I turned away in disappointment, and with a dull ache in my heart. It was cruel of the pool to disappear; it was the cruelty of time. But I hadn’t gone far when I heard the sound of rushing water, and the shouting of children; and pushing my way through jungle, I found another stream and another pool and about half-a-dozen ch
ildren splashing about in the water.
They did not see me, and I kept in the shadow of the trees and watched them play. But I didn’t really see them. I was seeing Somi and Daljit and the lazy old buffaloes, and I stood there for almost an hour, a disembodied spirit, romping again in the shallows of our secret pool. Nothing had really changed. Time is like that.
The Silver Screen
It has gone now, the little cinema opposite the old Parade Ground in Dehra. A shopping arcade has taken its place. It was called the Odeon, and back in the 1940s and early ’50s, when I was a boy, it screened the latest productions from Hollywood and Britain. The cinema could seat about 150 people, and in its best years it was well attended by Anglo-Indians and English-educated Indians resident in Dehra.
For me, then a lonely and insecure boy, it provided the great escape into another world.
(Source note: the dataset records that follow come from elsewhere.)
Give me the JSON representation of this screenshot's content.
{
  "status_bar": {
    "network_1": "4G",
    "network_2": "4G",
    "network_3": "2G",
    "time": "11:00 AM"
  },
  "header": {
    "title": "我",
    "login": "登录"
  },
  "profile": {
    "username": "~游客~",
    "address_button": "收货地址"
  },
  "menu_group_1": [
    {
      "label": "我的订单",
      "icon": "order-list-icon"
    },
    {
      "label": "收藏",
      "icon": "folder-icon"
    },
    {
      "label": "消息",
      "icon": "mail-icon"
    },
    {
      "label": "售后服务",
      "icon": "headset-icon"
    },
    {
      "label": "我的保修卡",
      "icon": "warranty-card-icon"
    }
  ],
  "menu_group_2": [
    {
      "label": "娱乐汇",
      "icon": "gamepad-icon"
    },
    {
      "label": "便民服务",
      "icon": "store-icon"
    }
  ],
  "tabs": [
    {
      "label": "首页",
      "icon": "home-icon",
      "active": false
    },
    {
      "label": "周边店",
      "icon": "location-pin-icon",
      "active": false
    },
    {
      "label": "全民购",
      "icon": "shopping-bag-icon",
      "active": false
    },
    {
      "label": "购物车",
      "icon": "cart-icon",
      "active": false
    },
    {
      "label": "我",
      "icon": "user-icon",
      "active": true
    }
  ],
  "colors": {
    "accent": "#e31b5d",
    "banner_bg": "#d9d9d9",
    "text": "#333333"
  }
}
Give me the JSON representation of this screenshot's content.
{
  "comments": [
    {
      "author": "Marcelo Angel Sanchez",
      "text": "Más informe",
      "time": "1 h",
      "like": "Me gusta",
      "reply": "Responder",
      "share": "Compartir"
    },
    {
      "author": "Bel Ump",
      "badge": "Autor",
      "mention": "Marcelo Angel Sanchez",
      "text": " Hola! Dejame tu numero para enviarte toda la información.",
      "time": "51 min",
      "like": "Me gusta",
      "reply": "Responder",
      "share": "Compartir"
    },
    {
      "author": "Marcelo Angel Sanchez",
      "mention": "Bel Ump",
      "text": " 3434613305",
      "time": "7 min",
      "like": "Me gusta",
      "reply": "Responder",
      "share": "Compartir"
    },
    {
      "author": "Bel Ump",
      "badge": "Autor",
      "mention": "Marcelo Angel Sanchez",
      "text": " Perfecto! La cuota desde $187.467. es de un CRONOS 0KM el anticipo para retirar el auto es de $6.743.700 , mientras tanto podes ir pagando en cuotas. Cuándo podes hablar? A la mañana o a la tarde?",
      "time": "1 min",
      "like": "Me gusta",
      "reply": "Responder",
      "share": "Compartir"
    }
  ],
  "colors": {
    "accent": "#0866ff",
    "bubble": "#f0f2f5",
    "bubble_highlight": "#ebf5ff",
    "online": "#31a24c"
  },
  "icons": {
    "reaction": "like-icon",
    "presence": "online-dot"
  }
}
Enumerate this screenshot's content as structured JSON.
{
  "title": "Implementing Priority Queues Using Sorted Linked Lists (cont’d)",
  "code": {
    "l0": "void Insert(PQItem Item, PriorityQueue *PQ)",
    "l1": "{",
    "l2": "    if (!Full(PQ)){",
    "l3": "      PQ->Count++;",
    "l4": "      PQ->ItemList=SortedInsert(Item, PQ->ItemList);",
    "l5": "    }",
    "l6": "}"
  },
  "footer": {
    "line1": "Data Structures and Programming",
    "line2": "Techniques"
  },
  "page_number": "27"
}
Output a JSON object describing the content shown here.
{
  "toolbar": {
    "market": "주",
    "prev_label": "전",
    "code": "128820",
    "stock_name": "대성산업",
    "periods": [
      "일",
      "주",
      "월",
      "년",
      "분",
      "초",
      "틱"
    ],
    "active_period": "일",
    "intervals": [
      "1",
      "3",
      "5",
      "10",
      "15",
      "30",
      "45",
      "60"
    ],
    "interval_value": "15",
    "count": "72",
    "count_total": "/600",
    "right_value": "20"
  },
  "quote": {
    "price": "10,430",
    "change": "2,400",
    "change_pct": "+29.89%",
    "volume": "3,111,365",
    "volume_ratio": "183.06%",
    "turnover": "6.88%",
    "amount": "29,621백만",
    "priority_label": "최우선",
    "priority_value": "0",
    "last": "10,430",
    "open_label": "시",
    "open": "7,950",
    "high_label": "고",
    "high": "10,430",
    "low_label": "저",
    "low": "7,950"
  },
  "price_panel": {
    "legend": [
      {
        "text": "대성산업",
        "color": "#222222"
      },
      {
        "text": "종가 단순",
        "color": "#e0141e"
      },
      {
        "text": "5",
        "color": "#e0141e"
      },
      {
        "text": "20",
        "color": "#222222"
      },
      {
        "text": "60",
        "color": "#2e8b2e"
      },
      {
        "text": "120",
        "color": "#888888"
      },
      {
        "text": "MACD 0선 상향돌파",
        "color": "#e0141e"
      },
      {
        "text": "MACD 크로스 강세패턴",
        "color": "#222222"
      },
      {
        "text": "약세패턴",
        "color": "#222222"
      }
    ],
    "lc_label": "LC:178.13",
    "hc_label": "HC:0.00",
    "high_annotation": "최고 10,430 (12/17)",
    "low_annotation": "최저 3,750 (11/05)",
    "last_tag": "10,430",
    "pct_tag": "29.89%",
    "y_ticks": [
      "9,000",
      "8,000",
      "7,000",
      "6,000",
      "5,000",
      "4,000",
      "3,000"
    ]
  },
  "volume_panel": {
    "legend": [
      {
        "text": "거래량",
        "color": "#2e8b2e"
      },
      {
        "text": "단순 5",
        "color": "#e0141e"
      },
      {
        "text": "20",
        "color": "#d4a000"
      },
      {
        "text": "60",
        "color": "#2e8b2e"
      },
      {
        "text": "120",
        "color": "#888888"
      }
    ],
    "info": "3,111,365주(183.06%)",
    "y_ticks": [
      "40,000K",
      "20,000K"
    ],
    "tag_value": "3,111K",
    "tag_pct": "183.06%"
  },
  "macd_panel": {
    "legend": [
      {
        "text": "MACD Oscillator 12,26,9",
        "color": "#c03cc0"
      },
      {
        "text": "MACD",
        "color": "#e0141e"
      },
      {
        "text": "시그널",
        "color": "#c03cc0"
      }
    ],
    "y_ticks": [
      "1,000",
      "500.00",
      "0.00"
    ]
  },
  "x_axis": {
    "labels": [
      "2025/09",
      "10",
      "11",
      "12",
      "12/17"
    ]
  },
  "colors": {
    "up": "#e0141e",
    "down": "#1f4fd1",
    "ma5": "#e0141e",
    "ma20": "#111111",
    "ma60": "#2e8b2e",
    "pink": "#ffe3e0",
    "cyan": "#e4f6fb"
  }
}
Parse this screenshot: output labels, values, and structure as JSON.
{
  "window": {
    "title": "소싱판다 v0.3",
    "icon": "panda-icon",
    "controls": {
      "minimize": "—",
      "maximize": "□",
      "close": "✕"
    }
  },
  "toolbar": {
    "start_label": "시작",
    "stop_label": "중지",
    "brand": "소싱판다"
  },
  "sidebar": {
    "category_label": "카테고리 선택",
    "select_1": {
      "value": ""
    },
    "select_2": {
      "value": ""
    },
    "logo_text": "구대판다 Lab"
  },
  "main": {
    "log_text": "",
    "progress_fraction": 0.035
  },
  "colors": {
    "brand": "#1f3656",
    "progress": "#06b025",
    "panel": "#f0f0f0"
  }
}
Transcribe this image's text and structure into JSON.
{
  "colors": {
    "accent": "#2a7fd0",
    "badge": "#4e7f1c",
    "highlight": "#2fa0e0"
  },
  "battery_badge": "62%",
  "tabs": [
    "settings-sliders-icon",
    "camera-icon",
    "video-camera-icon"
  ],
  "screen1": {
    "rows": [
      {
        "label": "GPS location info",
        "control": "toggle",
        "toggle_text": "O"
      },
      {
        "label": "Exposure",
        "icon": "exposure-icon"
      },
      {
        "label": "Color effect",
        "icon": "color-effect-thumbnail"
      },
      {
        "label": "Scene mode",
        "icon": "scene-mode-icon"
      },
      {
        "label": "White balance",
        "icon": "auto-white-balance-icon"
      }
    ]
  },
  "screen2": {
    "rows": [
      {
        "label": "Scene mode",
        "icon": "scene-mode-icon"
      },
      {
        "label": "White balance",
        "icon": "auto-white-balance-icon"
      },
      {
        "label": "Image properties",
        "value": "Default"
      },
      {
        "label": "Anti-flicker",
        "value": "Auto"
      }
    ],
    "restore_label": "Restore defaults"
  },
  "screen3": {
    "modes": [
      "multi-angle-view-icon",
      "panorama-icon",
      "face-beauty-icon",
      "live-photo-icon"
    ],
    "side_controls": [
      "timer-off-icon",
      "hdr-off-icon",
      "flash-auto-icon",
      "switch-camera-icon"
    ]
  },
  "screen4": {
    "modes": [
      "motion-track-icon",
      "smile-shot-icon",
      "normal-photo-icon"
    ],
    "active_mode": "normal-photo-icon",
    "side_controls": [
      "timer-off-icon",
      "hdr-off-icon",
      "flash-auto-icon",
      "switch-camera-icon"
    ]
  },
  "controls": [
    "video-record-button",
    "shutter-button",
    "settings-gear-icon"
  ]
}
My mother and stepfather were not overly interested in what I did with myself during the school holidays. I missed my father’s companionship and found it difficult to make friends with young people of my own age. There were a few books at home; but the town had no bookshops to speak of, and I had soon exhausted the contents of the small lending library down the road. So I saved my meagre pocket money and went to the cinema whenever I could.
It was a twenty-minute walk from where we lived, and after the evening show I would walk home across the deserted Parade Ground, the starry night adding to my dreams of a starry world where tap-dancers, singing cowboys, keystone cops, swashbuckling swordsmen and beautiful women in sarongs reigned supreme in the firmament. I wasn’t a day-dreamer, I was a star-dreamer. I’d try dancing like Gene Kelly or singing (very successfully) like Nelson Eddy. I even did my hair in a puff like tough guy Alan Ladd.
Dehra was then a town of cyclists, and rows of bicycles would be neatly stacked in front of the Odeon while a show was in progress. Those were pre-popcorn days, but during the intervals cups of tea could be taken into the hall.